We gotta take care of each other out there. And to not stress about what we can’t change. As they say..
Living one day at a time,
Enjoying one moment at a time,
Accepting hardship as the pathway to peace.
This year saw the release of the documentary, Get Back…about the making of the Beatles (last) album Let It Be…
It took me awhile to realize that the lyrics of that song are a riff on Luke, the Magnificat …the lonely people, the broken hearted and what comes immediately before….Let it be…to me…
So in the days to come, as we walk through this second covid winter, let’s take care of each other, be gentle with one another, and be able to just let it be …just let it be…

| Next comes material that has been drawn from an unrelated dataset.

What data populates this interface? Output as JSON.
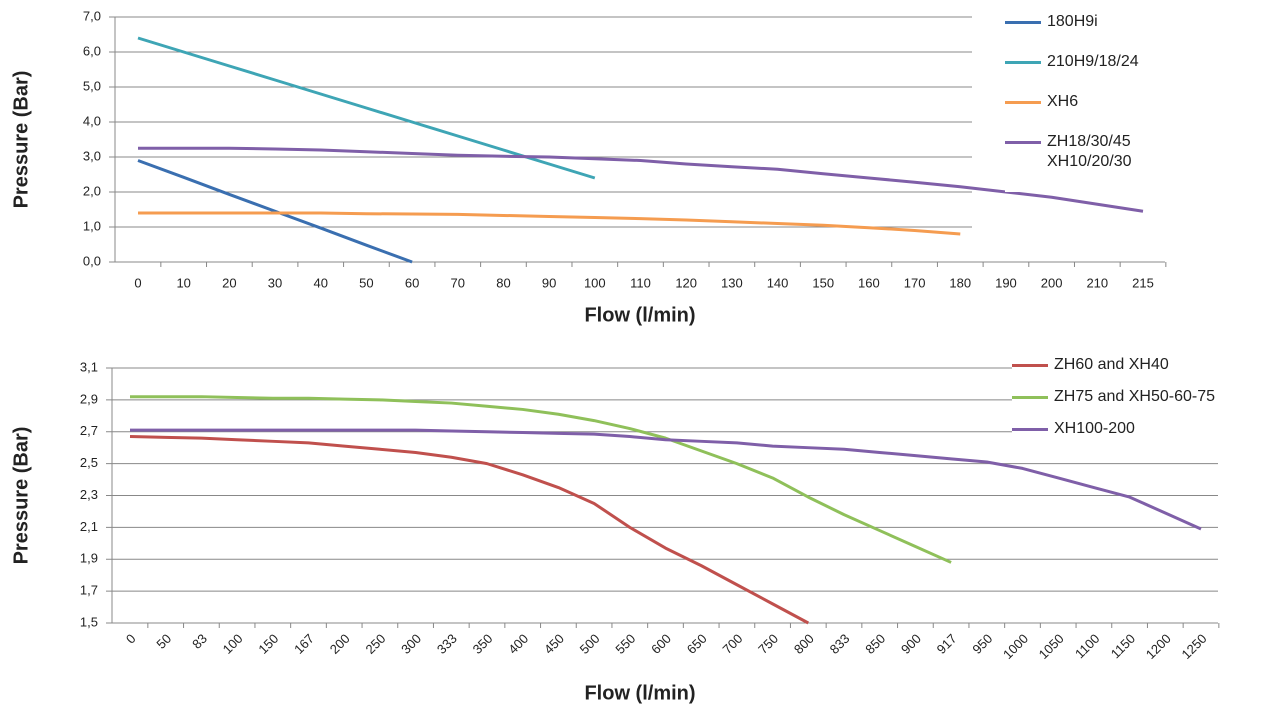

Immanuel….God is with us….
Gospel Luke 2:1-14 (15-20)
1In those days a decree went out from Emperor Augustus that all the world should be registered. 2This was the first registration and was taken while Quirinius was governor of Syria. 3All went to their own towns to be registered. 4Joseph also went from the town of Nazareth in Galilee to Judea, to the city of David called Bethlehem, because he was descended from the house and family of David. 5He went to be registered with Mary, to whom he was engaged and who was expecting a child. 6While they were there, the time came for her to deliver her child. 7And she gave birth to her firstborn son and wrapped him in bands of cloth, and laid him in a manger, because there was no place for them in the inn.
8In that region there were shepherds living in the fields, keeping watch over their flock by night. 9Then an angel of the Lord stood before them, and the glory of the Lord shone around them, and they were terrified. 10But the angel said to them, “Do not be afraid; for see — I am bringing you good news of great joy for all the people: 11to you is born this day in the city of David a Savior, who is the Messiah, the Lord. 12This will be a sign for you: you will find a child wrapped in bands of cloth and lying in a manger.” 13And suddenly there was with the angel a multitude of the heavenly host, praising God and saying,
14 “Glory to God in the highest heaven,
and on earth peace among those whom he favors!”
15When the angels had left them and gone into heaven, the shepherds said to one another, “Let us go now to Bethlehem and see this thing that has taken place, which the Lord has made known to us.” 16So they went with haste and found Mary and Joseph, and the child lying in the manger. 17When they saw this, they made known what had been told them about this child; 18and all who heard it were amazed at what the shepherds told them. 19But Mary treasured all these words and pondered them in her heart. 20The shepherds returned, glorifying and praising God for all they had heard and seen, as it had been told them.